Adaptive Medium Access Control for Distributed Processing in Wireless Sensor Networks

Abstract

Signal and information processing tasks over Wireless Sensor Networks can be successfully accomplished by means of a distributed implementation among the nodes. Existing distributed schemes are commonly based on iterative strategies that imply a huge demand of one-hop transmissions, which must be efficiently processed by the lower layers of the nodes. At the link layer, general purpose medium access (MAC) policies for wireless communications usually focus on avoiding collisions. These existing approaches result in a reduction of the number of simultaneous transmissions, and an underutilization of the channel as a consequence. This leads to a decrease in the performance of the distributed tasks, since an efficient channel occupation is not generally accomplished.
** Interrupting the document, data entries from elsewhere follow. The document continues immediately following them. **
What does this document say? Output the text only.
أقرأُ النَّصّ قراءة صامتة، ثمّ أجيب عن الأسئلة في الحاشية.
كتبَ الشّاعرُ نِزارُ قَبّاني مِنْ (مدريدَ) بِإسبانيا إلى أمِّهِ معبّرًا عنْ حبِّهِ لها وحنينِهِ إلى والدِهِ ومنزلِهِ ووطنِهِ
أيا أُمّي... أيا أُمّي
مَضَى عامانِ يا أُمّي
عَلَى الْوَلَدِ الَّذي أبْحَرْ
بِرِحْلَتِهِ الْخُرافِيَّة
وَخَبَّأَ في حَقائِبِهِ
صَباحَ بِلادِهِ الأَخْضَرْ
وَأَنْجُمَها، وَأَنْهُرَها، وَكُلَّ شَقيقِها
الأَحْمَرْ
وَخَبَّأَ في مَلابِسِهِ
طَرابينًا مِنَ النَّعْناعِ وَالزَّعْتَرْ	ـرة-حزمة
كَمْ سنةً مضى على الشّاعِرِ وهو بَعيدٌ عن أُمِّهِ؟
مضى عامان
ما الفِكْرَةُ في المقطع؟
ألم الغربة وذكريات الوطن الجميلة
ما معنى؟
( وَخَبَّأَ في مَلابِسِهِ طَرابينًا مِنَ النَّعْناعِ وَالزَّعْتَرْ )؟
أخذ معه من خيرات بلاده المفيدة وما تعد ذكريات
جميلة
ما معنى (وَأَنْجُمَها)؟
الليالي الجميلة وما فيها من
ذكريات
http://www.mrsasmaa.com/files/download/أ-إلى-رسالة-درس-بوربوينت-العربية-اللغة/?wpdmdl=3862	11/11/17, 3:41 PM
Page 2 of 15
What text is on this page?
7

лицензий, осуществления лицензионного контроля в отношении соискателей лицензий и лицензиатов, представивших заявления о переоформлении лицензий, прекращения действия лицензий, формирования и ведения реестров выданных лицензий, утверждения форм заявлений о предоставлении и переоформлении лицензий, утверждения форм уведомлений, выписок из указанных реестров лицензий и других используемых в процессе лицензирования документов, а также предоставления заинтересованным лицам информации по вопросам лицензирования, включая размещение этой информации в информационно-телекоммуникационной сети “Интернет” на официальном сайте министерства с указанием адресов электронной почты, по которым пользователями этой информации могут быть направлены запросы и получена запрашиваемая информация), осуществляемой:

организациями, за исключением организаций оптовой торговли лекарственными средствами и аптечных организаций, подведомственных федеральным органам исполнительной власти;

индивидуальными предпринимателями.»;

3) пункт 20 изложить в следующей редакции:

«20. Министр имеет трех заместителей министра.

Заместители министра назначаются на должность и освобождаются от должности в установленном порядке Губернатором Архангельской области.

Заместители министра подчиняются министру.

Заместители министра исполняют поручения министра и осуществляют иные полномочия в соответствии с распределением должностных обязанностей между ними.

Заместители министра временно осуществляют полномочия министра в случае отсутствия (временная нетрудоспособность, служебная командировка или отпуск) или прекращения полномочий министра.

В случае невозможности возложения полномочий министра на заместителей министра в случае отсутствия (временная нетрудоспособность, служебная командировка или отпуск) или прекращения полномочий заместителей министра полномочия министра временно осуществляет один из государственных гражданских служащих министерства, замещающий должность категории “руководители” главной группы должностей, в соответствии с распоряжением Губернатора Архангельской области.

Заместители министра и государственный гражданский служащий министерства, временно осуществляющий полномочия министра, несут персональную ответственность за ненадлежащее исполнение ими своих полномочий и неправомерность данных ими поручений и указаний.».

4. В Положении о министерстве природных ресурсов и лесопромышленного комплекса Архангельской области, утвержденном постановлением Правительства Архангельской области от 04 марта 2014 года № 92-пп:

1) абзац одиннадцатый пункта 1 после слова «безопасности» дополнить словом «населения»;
In this paper, we propose a new MAC protocol that, besides focusing on the reliability of the communications, provides an efficient channel occupation. While the former has a direct impact on the energy consumption of usually battery powered devices, the latter affects the performance of the distributed task executed. We include both aspects in a global utility function that the nodes, relying just on local available information, aim to increase at every communication step. Furthermore, our proposal combines in a unique framework both unicast and broadcast scenarios. Through several simulation results, we show that our adaptive protocol outperforms the related literature.